The show's original home at Elstree studios in Hertfordshire was only intended to be used for two years, but has lasted since 1984.
However, the nearby replacement has been plagued with problems, going way over budget and schedule.
It was originally due to be finished by 2018, at a cost of £59.7m.
After filming began in the new Albert Square on Tuesday, a BBC statement said: "The investment in the BBC's longest-running TV serial drama and wider BBC Elstree Centre, enables improved HD for our audiences and enhanced filming options.
"EastEnders production are now able to explore new areas on screen and writers, producers and directors have greater freedom to drive further creativity."
In 2018, a critical report from the National Audit Office, the public spending watchdog, said the old set was no longer fit for purpose, but that the new set wouldn't deliver value for money in the way that was envisaged when it was planned in 2015.
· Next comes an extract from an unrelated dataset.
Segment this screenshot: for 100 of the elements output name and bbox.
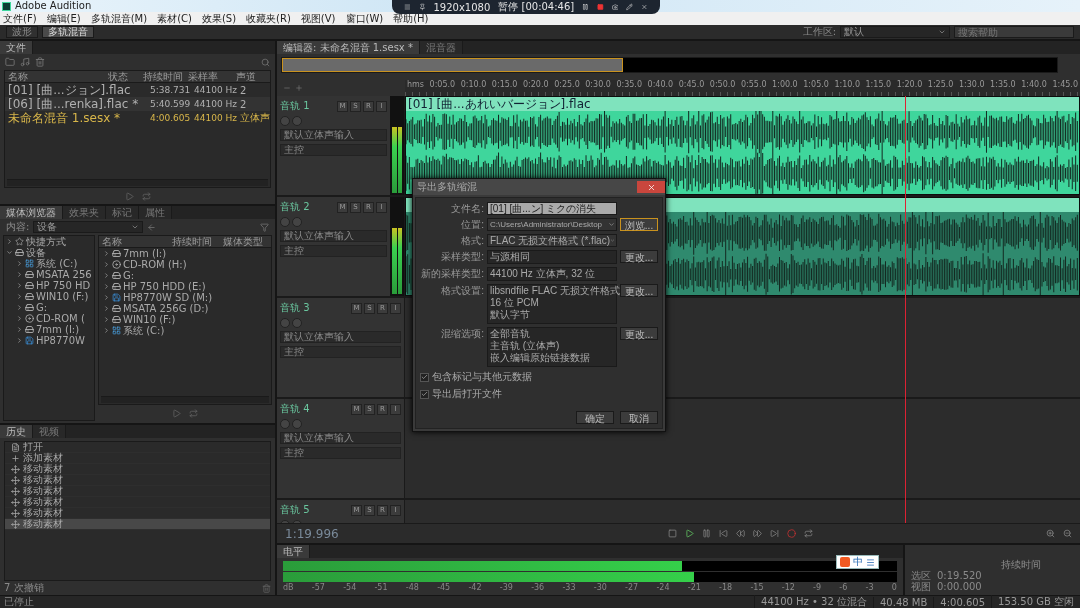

Some of the problems were "built into" the project from the outset and "some of the reasons for the delays and cost increases could have been addressed earlier by the BBC", it said.
The following year, MPs on the House of Commons Public Accounts select committee described the construction as "flawed from the start", saying the BBC was "complacent" and had made "fundamental planning mistakes".
At the time, the broadcaster "strongly rejected" the notion that it had been complacent, explaining that there had been "challenges along the way, including construction market issues beyond our control, and working on a brownfield site".